Here she tells BBC News Online where video game makers are going wrong in their attempts to appeal to women.
Many people, not just women, may be put off by the common "geek" stereotype gamers have.
The grim thrills of Silent Hill appeal to some women
But it does not bother me, because playing a huge variety of games is something I enjoy doing and no "geeky gamer" image is going to put me off.
That is not the only stereotype that persists in this business.
Some people believe that women only like role playing games, puzzles or adventure games.
Others suggest that women do not like playing computer games at all and that games are just for boys.
In reality, it is down to personal preference, just like a person's taste in films, the books they like to read or TV programmes they enjoy.

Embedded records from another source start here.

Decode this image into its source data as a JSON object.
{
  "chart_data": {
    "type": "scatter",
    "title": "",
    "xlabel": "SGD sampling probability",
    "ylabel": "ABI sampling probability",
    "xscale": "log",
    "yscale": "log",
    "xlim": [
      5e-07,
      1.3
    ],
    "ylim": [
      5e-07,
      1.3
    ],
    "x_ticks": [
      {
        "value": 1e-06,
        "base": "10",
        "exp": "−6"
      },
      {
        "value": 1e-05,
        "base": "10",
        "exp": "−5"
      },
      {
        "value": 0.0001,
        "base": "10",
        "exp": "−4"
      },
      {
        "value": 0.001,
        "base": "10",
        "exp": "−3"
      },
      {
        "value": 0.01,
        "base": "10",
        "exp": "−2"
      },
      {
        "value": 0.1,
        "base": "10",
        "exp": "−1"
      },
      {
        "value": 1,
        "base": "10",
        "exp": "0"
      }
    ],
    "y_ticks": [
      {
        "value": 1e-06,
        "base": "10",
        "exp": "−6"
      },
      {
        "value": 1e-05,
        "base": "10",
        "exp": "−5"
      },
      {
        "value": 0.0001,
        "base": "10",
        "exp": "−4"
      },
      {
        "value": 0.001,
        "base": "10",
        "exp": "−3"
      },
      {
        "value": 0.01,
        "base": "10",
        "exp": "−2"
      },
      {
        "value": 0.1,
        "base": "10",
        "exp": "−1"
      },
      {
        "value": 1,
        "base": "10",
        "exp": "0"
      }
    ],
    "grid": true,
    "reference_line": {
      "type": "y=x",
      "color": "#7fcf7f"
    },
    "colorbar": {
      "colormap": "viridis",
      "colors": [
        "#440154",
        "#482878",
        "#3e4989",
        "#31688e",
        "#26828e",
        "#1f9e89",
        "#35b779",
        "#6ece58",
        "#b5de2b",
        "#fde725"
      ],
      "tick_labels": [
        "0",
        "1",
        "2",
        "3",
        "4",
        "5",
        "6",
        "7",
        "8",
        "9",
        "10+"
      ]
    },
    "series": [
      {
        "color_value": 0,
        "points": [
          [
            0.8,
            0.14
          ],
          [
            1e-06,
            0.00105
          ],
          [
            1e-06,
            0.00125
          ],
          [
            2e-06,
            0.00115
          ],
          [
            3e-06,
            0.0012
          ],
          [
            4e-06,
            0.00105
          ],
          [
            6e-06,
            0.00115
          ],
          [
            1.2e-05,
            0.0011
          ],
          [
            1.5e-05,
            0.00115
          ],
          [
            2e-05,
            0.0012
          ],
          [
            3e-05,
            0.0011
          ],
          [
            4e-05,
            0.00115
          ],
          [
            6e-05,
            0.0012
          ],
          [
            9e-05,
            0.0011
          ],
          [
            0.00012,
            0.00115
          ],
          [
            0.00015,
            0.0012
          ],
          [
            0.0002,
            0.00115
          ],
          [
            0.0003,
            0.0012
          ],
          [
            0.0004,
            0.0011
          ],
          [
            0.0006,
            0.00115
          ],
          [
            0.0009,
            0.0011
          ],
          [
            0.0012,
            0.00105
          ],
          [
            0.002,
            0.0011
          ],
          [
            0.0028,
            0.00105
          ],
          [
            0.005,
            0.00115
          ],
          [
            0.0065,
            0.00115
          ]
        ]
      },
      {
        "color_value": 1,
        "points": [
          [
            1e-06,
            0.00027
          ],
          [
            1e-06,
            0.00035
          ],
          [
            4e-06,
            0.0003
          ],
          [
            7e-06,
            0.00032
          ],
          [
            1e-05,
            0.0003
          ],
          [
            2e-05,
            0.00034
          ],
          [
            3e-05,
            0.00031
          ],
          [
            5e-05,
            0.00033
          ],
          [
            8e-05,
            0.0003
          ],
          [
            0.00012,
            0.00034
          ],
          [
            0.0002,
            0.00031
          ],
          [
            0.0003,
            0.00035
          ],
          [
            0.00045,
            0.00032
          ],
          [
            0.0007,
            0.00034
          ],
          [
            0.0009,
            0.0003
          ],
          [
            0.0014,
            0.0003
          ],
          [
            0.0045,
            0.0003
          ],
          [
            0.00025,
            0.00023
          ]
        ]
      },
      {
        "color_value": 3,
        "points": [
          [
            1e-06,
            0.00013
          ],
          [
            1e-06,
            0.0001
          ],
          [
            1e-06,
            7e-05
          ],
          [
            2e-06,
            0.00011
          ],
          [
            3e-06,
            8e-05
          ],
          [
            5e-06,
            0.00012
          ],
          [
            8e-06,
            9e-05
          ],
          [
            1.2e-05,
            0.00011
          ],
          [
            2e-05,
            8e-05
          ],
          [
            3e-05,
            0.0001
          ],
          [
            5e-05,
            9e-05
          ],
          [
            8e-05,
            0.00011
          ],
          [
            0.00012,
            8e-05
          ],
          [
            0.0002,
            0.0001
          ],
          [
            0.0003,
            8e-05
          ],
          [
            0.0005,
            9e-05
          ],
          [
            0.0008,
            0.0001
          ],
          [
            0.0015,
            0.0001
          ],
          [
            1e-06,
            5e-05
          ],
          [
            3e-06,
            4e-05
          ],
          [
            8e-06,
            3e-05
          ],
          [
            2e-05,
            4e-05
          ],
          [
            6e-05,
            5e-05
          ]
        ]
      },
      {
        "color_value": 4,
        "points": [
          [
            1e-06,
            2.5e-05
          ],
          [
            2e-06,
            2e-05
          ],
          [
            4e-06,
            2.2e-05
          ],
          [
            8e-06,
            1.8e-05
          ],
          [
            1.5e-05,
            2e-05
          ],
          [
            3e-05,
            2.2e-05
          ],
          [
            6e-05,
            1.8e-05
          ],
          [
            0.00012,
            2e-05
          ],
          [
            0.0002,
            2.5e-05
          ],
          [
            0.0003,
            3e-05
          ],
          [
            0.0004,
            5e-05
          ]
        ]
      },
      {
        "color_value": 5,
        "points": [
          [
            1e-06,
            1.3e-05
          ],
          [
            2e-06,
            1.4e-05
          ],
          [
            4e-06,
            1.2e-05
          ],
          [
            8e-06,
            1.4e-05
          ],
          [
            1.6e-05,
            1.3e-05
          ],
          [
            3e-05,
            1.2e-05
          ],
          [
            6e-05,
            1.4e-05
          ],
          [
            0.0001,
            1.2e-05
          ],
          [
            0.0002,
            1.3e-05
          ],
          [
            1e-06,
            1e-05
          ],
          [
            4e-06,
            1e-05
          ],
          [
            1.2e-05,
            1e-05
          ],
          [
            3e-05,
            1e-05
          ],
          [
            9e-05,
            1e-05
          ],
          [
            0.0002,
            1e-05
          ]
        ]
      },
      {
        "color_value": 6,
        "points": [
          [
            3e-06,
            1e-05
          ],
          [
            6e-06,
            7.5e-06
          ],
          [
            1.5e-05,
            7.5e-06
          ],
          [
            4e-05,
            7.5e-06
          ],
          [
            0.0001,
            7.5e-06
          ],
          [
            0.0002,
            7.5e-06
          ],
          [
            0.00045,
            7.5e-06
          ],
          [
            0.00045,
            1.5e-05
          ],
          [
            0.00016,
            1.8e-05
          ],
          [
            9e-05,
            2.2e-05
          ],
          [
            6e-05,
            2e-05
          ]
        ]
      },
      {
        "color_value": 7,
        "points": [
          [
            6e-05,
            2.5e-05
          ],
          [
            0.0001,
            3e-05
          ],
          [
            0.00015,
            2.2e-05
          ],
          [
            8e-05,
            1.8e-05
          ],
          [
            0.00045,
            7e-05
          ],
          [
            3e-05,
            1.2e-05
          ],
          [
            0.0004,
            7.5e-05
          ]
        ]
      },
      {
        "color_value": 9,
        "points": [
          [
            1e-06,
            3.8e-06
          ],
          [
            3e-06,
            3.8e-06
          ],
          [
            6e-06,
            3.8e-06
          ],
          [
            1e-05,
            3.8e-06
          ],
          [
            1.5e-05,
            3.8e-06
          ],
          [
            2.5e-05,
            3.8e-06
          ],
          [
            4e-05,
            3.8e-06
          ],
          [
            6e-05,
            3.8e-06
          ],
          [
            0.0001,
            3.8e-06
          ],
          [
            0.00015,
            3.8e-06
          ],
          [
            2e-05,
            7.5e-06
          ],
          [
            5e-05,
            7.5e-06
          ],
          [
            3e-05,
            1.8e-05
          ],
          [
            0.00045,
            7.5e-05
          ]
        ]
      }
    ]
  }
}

In my work as a games developer, I do not think about what would be fun for women to play when I am working on a design.
Instead, I try and think about what is fun for everyone to play, regardless of their gender.
What makes a great game and what appeals to women are very subjective matters.
For example, I love playing games that range from the cute to the gory, spanning every genre, from puzzle games to first person shooters.
Depending on what mood I am in, I will play anything from Half Life, The Legend of Zelda, Silent Hill 2, Final Fantasy VII, The Sims or Goldeneye.
In my job as a games designer I have worked on titles like Harry Potter and the Chamber of Secrets, Harry Potter and the Philosopher's Stone, and the soon to be released I-Ninja.
In my experience, these are games that appeal to everyone.
I do not think developers need to concentrate on what kind of games appeal to women because that kind of thinking only serves to reinforce gender stereotypes.
It insults the majority of women gamers, especially if the games released are as being made "for girls".
What the games industry is about is making good games for everyone, and there is a huge variety of excellent games out there begging to be played.
Perhaps the increasing popularity of mobile phone games will introduce more people who have not played games to the gaming world.
Their appeal is that you can have a quick game whilst on the tube, or on the bus or when you want to kill a few minutes.
But the real challenge lies in telling people about them, and one of the main problems is the way a lot of games are marketed.
Generally, games advertising is not targeted at anyone other than males.
Most video game adverts appear in gaming magazines, and many of the adverts that do appear depict gamers as male.
Ms Larke has worked on Harry Potter's adventures
This only serves to reinforce the stereotype that only males play games and that they are something that a female would not be interested in.
Admittedly, if you like games, you are might already be buying games magazines or looking them up on the internet.
But I do think video game adverts in a girl's/woman's magazine might attract even more interest than currently exists.